Des propos incendiaires à chaud
Juste après la défaite, le coach Éric Chelle a laissé éclater sa frustration devant les caméras. « Pendant toute la séance des tirs au but, le gars du Congo faisait du vaudou », a-t-il lâché, en faisant des gestes illustrant ce qu’il pensait être des rituels occultes. Il a évoqué un joueur qui, selon lui, imitait des mouvements étranges comme s’il « secouait de l’eau ou autre chose ».

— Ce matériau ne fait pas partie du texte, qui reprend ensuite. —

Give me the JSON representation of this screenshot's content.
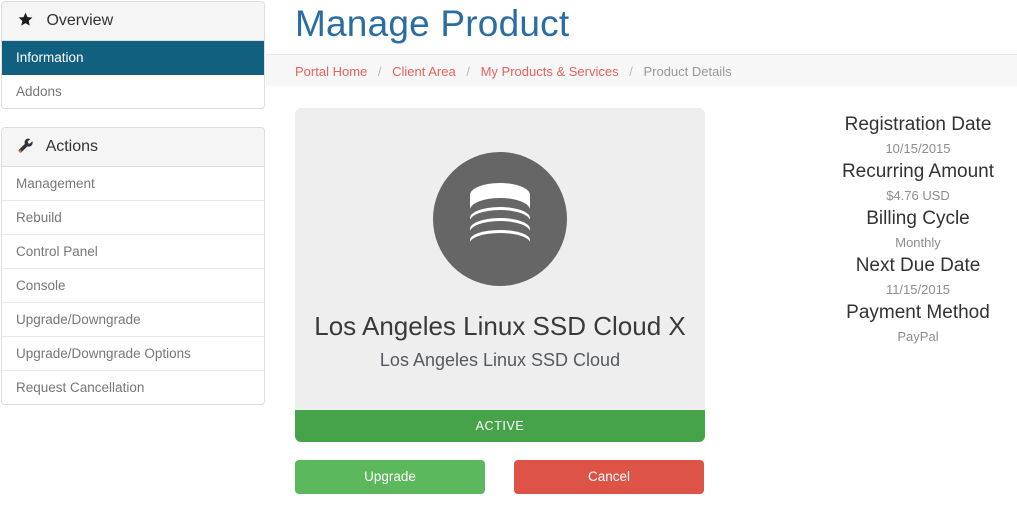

Face à la polémique grandissante, Chelle a ensuite tenté de calmer le jeu. Il a reconnu avoir « réagi à chaud » et dit vouloir « se concentrer sur le football », mais le mal était fait : ses déclarations avaient déjà fait le tour des réseaux sociaux et de la presse internationale.
Une réaction entre croyances et pression
Ces propos, au-delà de leur caractère surprenant, illustrent aussi la pression immense qui pèse sur les épaules des entraîneurs en Afrique, où le football est une affaire nationale. L’échec à qualifier le Nigeria pour une deuxième Coupe du monde consécutive est vécu comme une tragédie. Et dans ce contexte, les tensions et les émotions peuvent parfois prendre le pas sur la raison.
La Fédération congolaise, de son côté, a balayé ces accusations, les qualifiant d’infondées et irrespectueuses. Les joueurs de la RDC, eux, savourent leur qualification historique et refusent de se laisser distraire.